At the same meeting, the committee agreed that, after consultation with the local community, it would not proceed with the designation of the Southfield Estate as a conservation area.  While it was accepted that the estate is a good example of 1960s housing design, the accumulation of alterations coupled with a lack of local support for conservation area status meant that enhancement and improvement of the area would be very difficult to achieve.  For those reasons the committee agreed not to support the proposal at this time.

All the Planning Committee reports can be read on the Council’s website.

Councillor Ian Perry

Convenor of the Planning Committee

19 June 2014 Planning Committee: second proposed Local Development Plan

Edinburgh is a successful, growing city but this brings a huge demand for places where people can live.  At our meeting on 19 June 2014, the Planning Committee approved the Second Proposed Local Development Plan which has a clear aim of supporting the growth of the city economy and increasing the number of new homes being built.  There will be an opportunity for people to formally comment on the Plan in August and I will ensure that this process is made as easy as possible.
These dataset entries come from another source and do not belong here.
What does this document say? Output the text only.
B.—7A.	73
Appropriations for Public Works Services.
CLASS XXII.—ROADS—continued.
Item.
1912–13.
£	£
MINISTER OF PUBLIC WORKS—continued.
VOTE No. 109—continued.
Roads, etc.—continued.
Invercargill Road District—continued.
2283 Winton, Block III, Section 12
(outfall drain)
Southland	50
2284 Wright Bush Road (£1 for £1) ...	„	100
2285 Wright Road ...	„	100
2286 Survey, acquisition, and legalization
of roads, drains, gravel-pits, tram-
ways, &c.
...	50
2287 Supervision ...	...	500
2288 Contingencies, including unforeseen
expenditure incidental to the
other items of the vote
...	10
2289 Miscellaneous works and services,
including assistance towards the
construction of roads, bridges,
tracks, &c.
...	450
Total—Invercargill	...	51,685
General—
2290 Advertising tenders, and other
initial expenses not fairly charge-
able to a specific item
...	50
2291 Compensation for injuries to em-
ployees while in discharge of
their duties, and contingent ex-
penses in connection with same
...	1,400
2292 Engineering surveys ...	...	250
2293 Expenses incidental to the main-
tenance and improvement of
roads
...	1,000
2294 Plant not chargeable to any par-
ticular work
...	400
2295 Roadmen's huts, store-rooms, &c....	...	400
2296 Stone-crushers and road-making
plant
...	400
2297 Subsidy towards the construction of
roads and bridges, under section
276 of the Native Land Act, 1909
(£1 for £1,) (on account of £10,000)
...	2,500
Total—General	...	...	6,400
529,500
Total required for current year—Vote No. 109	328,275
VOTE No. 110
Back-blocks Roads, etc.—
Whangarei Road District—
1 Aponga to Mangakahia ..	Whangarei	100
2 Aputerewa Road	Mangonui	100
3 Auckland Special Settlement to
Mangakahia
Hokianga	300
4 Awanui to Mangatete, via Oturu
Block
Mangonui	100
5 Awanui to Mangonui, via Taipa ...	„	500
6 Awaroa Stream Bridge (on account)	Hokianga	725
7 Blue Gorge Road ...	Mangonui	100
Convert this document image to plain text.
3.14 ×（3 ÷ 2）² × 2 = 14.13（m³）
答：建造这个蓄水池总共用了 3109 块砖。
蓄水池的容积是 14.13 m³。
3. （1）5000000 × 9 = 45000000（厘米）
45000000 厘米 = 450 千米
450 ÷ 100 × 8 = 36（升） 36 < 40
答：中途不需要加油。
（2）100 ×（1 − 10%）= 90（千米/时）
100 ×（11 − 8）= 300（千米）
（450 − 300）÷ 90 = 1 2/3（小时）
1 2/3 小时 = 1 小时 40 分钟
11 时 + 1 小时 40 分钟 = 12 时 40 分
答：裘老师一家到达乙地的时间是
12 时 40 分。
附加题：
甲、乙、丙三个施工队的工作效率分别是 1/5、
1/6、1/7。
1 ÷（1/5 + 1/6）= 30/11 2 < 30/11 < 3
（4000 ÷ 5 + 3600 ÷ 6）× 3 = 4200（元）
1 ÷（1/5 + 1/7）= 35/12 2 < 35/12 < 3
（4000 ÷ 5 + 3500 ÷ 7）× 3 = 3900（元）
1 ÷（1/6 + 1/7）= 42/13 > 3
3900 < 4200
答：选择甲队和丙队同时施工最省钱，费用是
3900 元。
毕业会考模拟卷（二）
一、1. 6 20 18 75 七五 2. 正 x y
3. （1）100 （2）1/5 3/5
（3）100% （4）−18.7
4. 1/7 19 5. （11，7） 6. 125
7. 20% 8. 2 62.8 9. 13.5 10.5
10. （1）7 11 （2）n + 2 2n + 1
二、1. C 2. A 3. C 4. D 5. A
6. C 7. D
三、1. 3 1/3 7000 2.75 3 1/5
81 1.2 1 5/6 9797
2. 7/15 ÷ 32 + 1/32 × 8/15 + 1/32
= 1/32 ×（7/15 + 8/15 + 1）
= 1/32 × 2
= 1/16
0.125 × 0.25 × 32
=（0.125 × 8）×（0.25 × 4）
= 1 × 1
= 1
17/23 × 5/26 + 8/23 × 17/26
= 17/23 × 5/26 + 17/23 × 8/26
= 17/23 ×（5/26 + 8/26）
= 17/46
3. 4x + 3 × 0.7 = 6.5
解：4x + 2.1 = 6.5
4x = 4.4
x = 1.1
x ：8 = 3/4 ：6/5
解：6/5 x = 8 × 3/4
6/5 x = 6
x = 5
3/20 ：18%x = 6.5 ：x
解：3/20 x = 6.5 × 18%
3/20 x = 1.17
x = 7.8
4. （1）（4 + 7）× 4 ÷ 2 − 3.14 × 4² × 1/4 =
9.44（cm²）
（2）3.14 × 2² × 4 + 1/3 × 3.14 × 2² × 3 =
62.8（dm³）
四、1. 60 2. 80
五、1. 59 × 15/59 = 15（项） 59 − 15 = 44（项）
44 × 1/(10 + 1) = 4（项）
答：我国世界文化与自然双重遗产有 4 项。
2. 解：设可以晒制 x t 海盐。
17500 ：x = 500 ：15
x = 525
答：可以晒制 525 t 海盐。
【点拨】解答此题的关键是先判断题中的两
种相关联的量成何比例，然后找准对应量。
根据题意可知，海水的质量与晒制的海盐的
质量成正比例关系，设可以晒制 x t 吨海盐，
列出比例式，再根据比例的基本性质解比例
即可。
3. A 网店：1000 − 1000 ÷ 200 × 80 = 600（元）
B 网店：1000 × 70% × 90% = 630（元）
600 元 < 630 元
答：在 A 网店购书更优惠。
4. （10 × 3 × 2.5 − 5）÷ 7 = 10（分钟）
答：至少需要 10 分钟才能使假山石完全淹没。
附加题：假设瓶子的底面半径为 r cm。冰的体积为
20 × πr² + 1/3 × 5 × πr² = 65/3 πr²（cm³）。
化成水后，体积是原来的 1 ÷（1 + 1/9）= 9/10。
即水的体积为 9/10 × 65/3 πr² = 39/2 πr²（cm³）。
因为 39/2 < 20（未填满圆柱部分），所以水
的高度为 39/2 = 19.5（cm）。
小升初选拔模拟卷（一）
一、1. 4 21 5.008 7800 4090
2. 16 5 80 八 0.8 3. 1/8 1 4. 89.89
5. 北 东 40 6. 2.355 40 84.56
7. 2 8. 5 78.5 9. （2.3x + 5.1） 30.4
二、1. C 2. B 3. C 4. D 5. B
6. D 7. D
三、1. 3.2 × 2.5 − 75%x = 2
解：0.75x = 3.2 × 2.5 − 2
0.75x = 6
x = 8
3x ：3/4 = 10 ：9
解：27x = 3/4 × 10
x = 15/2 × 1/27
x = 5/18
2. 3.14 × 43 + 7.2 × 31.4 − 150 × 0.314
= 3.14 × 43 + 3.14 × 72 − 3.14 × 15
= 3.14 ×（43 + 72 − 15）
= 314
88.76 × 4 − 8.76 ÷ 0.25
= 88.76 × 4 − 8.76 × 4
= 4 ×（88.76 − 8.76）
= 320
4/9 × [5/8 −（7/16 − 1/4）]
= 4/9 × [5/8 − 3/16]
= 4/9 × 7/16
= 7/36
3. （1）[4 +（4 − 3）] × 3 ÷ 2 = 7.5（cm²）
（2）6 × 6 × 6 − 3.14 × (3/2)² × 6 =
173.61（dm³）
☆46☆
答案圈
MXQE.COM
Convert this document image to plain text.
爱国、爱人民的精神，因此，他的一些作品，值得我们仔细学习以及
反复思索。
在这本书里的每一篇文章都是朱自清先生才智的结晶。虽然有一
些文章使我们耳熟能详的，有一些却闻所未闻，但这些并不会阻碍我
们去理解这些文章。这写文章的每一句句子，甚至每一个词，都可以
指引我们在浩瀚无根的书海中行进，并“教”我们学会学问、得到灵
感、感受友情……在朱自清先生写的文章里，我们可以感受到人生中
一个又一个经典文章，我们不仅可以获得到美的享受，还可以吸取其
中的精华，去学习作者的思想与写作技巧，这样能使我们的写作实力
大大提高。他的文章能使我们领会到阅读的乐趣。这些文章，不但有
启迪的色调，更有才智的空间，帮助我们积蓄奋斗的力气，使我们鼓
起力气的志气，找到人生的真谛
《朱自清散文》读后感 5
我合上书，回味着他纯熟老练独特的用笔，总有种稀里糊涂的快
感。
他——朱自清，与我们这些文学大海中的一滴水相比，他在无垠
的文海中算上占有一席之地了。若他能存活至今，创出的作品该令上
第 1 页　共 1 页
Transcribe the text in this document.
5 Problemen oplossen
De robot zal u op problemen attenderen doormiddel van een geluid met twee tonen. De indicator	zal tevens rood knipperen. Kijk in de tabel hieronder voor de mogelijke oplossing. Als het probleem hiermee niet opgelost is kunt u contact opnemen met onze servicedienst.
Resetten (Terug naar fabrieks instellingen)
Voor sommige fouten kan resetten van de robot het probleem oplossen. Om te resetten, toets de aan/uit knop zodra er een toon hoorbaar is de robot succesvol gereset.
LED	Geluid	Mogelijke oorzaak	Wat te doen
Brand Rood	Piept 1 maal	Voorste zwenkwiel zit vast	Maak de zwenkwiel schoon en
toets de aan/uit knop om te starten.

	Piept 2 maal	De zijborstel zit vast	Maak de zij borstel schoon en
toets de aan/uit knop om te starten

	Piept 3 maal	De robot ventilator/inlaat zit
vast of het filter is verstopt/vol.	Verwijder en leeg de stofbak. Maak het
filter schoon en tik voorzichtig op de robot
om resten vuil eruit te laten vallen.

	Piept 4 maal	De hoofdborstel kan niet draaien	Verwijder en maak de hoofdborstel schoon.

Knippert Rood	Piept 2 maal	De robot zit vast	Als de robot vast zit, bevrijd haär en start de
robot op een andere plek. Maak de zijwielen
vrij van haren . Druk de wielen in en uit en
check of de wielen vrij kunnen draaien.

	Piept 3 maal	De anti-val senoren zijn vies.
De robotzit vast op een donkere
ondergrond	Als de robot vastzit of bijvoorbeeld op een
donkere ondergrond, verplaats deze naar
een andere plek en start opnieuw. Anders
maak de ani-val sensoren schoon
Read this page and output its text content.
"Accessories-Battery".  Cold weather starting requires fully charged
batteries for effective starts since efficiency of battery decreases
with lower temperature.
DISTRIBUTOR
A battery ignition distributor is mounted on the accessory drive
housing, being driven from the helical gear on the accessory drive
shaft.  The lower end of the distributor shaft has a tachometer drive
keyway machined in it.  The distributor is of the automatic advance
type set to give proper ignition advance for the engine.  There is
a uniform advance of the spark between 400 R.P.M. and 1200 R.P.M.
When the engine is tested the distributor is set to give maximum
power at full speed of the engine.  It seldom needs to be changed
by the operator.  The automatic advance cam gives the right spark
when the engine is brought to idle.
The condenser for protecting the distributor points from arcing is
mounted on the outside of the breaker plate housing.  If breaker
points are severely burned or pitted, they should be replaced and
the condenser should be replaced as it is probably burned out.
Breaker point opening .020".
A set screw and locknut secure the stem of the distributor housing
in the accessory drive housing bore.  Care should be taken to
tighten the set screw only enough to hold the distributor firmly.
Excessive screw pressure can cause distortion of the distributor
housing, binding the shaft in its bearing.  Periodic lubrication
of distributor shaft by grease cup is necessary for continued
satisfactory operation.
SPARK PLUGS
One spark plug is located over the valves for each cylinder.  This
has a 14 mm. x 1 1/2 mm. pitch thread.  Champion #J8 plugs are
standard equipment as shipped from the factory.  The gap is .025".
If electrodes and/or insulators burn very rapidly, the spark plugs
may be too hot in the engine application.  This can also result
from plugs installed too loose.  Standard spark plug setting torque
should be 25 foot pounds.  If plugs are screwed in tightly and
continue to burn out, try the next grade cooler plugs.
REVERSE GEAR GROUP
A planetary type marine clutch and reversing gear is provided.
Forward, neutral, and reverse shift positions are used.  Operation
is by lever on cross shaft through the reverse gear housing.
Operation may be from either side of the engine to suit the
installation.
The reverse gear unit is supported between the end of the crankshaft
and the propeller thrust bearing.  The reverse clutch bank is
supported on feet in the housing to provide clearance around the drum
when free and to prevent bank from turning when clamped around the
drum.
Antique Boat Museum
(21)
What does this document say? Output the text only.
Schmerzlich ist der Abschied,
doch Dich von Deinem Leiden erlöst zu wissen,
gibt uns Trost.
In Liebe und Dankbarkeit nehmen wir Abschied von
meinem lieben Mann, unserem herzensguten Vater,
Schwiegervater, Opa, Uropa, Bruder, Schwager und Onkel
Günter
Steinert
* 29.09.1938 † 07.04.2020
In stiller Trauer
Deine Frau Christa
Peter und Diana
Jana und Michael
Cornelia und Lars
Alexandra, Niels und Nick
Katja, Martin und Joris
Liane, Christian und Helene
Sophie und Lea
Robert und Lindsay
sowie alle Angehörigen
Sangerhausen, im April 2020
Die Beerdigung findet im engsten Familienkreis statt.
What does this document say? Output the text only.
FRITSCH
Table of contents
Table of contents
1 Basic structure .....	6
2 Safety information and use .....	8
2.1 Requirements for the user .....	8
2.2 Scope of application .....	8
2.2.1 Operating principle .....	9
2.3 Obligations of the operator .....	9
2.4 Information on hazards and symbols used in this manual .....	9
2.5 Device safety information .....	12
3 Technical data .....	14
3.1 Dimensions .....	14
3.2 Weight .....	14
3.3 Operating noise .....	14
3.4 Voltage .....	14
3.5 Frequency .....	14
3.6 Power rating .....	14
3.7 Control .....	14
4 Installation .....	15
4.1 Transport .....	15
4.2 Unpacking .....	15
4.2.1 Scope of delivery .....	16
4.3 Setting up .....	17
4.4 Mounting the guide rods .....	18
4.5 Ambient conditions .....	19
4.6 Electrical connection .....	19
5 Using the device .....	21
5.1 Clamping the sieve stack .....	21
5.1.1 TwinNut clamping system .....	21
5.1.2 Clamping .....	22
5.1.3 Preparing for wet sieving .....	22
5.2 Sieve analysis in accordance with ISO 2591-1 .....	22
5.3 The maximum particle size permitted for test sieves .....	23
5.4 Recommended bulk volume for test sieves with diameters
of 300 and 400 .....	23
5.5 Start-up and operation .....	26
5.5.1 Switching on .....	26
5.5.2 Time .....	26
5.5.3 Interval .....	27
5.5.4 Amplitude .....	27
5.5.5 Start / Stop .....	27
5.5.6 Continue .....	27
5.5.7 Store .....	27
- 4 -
74% of the homes in the Proposed Plan is expected to be built on brownfield land and the Committee has agreed to explore ways to bring these development sites forward and maximise the contribution they make to our housing supply.  However, there is not enough brownfield land to meet the city’s housing need and the Plan does propose that some Green Belt land is released for development.  There has been considerable objection to these proposals and the concerns of local communities were clearly in the mind of Committee members when coming to the decision.  In particular, the potential impact on road junctions and congestion, as well as promoting the use of sustainable transport modes, are issues that we must take into account when moving forward.

Approving the Proposed Plan at the meeting gives the Council the best chance of preventing ad hoc green field developments in locations where we have no control.  However, the Committee has asked that further analysis of a potential housing site to the west of Edinburgh Park is also undertaken.

All the Planning Committee reports, including the Capital Coalition motion, are available online.